Spring naar inhoud

Beverrat

De beverrat (Myocaster coypus) is een relatief groot en zwaargebouwd knaagdier dat van oorsprong uit Zuid-Amerika komt. De aanwezigheid van beverratten leidt tot overbegrazing waardoor veranderingen in de vegetatiesamenstelling optreden, de biodiversiteit afneemt, lokaal plantensoorten uitsterven en meer erosie van rivier-, moeras- en kustgebieden. Met zijn graafactiviteiten ondermijnt de beverrat dijken en rivieroevers.
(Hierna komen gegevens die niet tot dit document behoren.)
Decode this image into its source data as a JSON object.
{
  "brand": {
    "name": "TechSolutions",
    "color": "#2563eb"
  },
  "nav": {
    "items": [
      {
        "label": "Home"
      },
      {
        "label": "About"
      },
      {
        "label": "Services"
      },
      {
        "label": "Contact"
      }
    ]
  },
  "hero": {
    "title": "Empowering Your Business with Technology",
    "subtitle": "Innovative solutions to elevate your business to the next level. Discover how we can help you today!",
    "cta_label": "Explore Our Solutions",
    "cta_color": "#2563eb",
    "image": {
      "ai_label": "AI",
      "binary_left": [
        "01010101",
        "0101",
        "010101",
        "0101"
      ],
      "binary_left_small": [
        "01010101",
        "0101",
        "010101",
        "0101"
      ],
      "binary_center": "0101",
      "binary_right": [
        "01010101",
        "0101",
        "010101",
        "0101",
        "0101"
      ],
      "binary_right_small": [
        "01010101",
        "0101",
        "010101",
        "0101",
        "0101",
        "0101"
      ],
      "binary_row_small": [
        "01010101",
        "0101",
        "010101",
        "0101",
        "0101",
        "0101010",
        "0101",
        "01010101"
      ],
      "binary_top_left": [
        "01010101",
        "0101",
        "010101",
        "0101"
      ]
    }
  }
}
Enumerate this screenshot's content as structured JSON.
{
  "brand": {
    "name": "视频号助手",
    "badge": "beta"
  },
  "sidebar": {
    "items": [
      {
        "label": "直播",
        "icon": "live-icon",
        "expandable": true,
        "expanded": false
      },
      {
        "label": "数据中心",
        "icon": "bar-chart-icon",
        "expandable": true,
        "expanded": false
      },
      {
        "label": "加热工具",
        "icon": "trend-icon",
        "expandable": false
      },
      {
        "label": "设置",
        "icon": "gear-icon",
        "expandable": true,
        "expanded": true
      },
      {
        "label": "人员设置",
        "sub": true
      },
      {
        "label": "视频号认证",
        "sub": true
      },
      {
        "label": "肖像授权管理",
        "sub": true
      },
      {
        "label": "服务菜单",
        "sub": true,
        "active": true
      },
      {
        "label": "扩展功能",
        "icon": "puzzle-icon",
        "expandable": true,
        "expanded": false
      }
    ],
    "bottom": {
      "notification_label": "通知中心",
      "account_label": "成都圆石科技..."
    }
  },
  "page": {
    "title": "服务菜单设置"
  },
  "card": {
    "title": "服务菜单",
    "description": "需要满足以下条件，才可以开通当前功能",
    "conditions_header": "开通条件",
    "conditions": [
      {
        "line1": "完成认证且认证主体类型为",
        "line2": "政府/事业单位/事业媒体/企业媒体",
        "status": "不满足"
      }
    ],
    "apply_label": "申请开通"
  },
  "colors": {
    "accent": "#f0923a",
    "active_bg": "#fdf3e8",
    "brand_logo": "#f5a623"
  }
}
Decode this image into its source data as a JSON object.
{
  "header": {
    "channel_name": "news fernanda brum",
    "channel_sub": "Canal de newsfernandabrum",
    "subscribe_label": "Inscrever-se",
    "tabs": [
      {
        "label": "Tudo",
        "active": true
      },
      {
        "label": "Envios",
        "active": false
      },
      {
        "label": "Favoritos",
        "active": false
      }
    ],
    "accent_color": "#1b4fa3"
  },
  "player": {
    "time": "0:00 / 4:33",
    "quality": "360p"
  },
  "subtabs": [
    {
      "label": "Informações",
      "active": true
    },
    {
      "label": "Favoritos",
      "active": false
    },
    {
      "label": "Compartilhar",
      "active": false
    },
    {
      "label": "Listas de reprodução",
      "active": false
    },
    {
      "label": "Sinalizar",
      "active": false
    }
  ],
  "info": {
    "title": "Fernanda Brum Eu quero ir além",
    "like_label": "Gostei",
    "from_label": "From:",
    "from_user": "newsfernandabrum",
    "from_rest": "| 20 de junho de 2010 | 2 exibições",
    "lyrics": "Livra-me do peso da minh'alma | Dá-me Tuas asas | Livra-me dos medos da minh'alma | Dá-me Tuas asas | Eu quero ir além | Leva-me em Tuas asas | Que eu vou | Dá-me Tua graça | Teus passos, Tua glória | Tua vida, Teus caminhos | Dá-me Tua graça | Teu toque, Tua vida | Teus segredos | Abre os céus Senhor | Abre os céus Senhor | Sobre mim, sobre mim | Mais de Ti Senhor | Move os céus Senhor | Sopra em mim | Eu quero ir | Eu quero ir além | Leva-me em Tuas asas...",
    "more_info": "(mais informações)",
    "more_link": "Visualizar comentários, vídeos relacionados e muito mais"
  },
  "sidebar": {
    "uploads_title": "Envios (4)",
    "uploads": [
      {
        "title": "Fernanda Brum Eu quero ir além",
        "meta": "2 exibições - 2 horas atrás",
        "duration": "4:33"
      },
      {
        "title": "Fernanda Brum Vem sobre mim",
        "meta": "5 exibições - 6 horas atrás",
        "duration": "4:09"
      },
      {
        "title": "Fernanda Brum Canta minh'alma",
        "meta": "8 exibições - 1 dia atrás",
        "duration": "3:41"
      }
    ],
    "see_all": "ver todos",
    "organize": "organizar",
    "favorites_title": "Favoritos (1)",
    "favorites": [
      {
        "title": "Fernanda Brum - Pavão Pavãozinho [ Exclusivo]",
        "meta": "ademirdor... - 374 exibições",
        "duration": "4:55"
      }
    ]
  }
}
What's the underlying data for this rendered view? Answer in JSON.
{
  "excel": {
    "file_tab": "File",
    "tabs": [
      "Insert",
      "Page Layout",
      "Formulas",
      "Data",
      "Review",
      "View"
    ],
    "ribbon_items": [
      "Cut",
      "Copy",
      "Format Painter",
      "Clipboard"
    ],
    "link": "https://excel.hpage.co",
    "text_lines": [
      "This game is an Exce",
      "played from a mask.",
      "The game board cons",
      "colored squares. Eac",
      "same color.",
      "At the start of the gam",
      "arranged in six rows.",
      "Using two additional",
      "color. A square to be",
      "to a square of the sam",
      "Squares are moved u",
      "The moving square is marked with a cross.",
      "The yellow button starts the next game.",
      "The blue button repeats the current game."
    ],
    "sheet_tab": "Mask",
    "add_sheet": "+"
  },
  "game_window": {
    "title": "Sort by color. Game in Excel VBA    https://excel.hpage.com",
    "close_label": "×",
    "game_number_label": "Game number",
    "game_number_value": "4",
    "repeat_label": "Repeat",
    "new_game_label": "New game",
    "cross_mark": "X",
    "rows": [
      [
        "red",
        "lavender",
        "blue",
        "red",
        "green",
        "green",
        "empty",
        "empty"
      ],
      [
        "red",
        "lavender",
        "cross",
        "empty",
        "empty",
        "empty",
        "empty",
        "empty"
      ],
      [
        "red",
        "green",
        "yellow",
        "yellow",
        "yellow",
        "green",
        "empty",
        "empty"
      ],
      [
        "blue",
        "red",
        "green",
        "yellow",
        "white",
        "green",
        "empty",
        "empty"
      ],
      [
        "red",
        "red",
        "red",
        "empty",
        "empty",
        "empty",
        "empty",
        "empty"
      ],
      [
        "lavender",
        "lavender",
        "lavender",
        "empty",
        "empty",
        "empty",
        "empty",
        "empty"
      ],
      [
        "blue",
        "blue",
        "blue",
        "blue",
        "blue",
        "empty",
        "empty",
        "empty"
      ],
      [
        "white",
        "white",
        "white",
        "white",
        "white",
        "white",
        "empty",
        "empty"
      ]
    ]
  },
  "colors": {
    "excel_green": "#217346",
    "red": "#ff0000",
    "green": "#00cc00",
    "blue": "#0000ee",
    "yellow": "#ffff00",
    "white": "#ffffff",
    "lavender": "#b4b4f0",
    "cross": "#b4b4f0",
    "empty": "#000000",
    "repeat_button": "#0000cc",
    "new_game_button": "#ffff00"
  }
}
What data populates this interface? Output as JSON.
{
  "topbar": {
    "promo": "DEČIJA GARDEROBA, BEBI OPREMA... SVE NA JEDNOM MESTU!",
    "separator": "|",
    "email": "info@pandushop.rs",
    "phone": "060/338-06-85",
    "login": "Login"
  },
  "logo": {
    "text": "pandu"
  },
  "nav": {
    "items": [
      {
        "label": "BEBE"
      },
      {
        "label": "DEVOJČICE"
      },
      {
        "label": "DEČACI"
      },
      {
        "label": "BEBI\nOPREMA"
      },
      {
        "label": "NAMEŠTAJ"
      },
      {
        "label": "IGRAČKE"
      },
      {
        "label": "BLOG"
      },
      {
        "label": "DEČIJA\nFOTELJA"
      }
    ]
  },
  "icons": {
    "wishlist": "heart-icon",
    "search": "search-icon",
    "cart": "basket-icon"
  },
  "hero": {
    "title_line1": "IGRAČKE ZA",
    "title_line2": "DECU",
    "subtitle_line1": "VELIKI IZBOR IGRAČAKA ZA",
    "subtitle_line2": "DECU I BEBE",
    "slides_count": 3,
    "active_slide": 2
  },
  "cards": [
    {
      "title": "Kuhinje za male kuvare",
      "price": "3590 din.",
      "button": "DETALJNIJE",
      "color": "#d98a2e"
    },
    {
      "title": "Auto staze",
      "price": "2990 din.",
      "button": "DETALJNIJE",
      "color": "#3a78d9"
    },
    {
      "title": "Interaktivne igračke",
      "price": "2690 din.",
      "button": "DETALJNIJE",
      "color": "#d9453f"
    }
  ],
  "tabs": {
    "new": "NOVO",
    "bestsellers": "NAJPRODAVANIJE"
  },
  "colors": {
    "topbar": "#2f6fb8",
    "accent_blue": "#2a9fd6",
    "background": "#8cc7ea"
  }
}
Beverratten kunnen drager zijn van verschillende ziektes en parasieten die schadelijk zijn voor de mens en andere diersoorten.
Naast een 40-60 cm lang lijf heeft de beverrat ook een 30-45 cm lange, ronde staart. Het dier heeft een grijze ondervacht en een glanzend bruine tot geelbruine bovenvacht. De kop is breed en hoekig met een wit gekleurde, stompe snuit en duidelijk zichtbare, helder oranje-gele snijtanden. Verder heeft de beverrat achterpoten met zwemvliezen. De achterpoten zijn veel langer dan de voorpoten. Beverratten kunnen verward worden met muskusratten of bevers. Een duidelijk verschil is de staart. Bevers hebben een platte staart, muskusratten hebben een zijdelings afgeplatte staart en beverratten hebben een ronde staart die van dik naar dun loopt. Ook de grootte van de dieren verschilt, al kan dit in het veld soms lastig zijn om in te schatten. Een volwassen beverrat is 2 tot 3 keer groter dan een volwassen muskusrat en een volwassen bever is weer 2 keer zo groot als een volwassen beverrat. De beverrat is ook duidelijk herkenbaar aan de grote, oranje-gele snijtanden.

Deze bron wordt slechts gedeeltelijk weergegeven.